徐德龙听此一哆嗦,将秀云押上赌桌,她的命运难料啦,一旦输掉她咋办?也像她娘一样给赌徒带走吗?那将比她娘遭遇更惨,已经被国兵漏儿领走一回,刚刚摆脱他,再被警察糟蹋……他不敢往下想。不能眼睁睁地……他暗下决心救她,只不过是救她的方法没想好。

“大!大!”徐大肚子掷出骰子随之喊出。骰子旋转后停住,是小的点二点,一对一点。

王警尉眼睛眯眯地笑,他稳操胜券,将骰子随便朝桌上一抛,瞧那骰子旋转,骰子出现九点。

徐大肚子胎歪下去,如烧瘫软的蜡,一脸的死灰。

“人走时气,马走膘!我王某人时来运转,金钱、美女……”王警尉得意忘形,说,“我领人啦。
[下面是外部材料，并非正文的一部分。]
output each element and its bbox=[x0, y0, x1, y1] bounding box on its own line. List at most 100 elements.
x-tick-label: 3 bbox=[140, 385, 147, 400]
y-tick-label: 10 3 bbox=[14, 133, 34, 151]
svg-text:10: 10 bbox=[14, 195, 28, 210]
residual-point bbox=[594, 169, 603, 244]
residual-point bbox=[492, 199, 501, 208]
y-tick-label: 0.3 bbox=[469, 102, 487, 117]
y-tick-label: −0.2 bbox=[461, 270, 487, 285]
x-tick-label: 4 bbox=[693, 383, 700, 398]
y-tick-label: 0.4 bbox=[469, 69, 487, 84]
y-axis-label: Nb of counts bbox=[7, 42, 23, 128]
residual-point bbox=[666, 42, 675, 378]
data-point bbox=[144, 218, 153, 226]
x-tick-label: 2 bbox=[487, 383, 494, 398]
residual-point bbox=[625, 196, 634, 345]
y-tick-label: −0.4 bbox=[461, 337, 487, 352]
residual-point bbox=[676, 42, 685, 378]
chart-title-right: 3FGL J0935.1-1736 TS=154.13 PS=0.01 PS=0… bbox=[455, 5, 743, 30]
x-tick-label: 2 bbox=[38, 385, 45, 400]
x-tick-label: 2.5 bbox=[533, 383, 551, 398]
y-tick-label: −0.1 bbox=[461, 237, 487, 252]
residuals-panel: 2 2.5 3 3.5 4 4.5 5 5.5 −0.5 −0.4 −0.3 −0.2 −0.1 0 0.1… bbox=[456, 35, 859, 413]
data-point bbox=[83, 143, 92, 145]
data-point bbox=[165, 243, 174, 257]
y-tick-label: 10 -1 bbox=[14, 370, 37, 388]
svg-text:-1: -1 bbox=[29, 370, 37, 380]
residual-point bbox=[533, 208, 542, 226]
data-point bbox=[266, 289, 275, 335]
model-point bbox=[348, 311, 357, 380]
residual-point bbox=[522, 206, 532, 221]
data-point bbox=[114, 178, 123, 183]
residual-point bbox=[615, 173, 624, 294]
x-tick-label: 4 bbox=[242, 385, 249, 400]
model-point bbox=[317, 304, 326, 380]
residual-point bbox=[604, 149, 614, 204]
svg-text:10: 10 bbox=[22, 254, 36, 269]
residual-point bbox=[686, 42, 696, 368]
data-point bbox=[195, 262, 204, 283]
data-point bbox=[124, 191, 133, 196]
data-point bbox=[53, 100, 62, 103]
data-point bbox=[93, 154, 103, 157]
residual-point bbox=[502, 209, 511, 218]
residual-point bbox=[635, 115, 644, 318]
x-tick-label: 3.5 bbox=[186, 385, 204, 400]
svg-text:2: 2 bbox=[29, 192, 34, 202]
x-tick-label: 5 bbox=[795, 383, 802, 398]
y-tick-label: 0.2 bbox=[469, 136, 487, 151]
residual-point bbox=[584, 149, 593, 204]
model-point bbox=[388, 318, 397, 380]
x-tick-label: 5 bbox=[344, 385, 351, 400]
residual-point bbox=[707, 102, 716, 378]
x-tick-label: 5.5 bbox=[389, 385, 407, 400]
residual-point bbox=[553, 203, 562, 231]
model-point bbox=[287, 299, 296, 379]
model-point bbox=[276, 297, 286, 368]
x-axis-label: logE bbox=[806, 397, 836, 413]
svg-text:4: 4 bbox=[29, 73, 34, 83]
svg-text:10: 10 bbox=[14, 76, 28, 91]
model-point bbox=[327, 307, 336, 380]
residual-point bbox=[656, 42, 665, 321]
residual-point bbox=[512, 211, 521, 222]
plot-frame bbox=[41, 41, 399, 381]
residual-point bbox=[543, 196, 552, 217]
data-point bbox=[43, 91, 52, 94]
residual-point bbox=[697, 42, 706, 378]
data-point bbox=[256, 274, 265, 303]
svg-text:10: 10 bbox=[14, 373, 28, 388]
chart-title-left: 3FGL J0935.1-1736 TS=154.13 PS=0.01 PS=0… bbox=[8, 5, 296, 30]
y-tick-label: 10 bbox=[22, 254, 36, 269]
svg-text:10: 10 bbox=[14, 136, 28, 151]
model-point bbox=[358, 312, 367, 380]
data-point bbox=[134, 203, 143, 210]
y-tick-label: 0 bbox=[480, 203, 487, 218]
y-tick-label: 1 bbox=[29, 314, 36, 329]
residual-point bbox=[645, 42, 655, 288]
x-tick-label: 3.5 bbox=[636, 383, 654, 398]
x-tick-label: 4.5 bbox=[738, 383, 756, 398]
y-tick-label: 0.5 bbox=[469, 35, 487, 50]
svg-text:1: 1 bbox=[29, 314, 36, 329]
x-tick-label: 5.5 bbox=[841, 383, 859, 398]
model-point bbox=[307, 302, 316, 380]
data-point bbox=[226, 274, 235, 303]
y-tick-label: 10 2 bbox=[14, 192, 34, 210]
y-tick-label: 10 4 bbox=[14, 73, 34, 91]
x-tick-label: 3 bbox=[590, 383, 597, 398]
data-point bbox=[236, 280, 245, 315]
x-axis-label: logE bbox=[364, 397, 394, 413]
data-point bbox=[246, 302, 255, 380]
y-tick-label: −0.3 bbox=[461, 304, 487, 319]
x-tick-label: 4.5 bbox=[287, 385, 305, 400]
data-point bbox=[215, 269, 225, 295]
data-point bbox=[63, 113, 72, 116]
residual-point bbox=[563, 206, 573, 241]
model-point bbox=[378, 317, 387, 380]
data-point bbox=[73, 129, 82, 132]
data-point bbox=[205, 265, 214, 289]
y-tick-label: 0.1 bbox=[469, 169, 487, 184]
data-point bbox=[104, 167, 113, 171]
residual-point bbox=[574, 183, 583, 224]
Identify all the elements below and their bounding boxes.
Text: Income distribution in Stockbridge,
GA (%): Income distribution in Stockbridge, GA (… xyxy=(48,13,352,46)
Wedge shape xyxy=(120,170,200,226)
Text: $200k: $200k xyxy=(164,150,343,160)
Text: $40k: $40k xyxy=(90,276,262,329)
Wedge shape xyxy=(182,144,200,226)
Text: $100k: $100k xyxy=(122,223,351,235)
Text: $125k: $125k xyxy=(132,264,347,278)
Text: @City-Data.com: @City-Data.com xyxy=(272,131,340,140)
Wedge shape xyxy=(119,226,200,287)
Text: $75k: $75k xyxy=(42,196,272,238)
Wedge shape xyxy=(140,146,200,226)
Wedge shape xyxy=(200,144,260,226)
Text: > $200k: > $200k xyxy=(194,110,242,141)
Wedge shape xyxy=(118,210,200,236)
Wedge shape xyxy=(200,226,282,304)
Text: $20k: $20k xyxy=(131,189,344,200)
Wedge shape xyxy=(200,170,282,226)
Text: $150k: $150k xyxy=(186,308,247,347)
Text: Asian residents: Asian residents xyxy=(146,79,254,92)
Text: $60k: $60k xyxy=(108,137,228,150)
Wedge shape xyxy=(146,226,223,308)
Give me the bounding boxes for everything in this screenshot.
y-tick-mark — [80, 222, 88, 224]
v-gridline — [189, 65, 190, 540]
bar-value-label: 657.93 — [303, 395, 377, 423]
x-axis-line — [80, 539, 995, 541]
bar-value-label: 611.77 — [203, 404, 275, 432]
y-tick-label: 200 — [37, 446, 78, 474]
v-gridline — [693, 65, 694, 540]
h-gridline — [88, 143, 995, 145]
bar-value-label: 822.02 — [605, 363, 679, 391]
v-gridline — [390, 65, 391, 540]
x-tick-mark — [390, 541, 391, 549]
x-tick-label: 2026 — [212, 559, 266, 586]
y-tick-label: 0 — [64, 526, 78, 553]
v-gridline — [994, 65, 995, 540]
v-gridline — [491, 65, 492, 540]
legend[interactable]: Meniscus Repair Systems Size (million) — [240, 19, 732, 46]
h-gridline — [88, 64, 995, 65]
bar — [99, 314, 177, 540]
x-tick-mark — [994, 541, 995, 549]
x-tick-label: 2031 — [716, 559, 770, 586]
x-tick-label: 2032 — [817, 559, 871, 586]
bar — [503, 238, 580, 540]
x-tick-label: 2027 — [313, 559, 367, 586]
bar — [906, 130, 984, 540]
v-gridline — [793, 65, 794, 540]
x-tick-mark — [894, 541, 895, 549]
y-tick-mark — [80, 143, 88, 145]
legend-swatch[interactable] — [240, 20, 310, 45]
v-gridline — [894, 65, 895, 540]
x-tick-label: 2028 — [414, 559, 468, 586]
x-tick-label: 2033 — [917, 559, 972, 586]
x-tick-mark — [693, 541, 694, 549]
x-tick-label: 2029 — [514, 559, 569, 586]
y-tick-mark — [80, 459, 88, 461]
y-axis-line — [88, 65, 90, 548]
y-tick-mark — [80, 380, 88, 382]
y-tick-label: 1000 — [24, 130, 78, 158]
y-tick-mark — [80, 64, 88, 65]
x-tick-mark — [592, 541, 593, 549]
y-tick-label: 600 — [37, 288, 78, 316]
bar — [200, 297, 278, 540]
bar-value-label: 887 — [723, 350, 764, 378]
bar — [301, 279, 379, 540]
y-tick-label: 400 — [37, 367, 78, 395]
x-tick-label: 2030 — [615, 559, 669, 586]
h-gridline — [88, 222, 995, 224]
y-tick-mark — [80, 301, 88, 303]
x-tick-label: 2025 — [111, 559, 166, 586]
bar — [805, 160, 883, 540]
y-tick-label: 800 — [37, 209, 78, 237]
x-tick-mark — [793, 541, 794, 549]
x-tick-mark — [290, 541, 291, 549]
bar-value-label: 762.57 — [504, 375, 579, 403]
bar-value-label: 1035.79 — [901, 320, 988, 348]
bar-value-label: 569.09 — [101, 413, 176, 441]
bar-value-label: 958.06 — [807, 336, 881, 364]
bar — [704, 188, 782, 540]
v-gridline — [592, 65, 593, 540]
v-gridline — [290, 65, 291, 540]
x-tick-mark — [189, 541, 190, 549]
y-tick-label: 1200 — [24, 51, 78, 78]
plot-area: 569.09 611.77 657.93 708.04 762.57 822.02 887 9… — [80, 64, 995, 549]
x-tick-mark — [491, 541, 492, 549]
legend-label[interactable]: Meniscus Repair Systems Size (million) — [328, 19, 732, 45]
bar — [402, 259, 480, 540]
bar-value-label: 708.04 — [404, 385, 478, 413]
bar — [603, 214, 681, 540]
”

“且慢!”徐德龙拎着铁壶挡在面前,说,“我想领教领教!”

“嘿嘿嘿!半路杀出个程咬金……”王警尉冷笑道,“等我和她睡完觉,再奉陪吧!”

“这样不仗义吧,你是赢家。”徐德龙的话尖锐起来,说,“赌场上规矩你不会不懂吧。”

“滚犊子!”王警尉搡倒徐德龙,很横地说,“黄嘴牙子没褪净,敢和我比试?”

徐大肚子仍旧蔫在一旁,认赌服输的信条令他漠然地看着眼前发生的一切,嘟囔道:“不走字儿(倒霉)!”

“你不敢跟我过手?”徐德龙挑衅道。

“哼!我不敢?”哪个警察不是吃生米的(蛮横、不怕事儿),王警尉说,“是不喜得跟你磨手爪子。”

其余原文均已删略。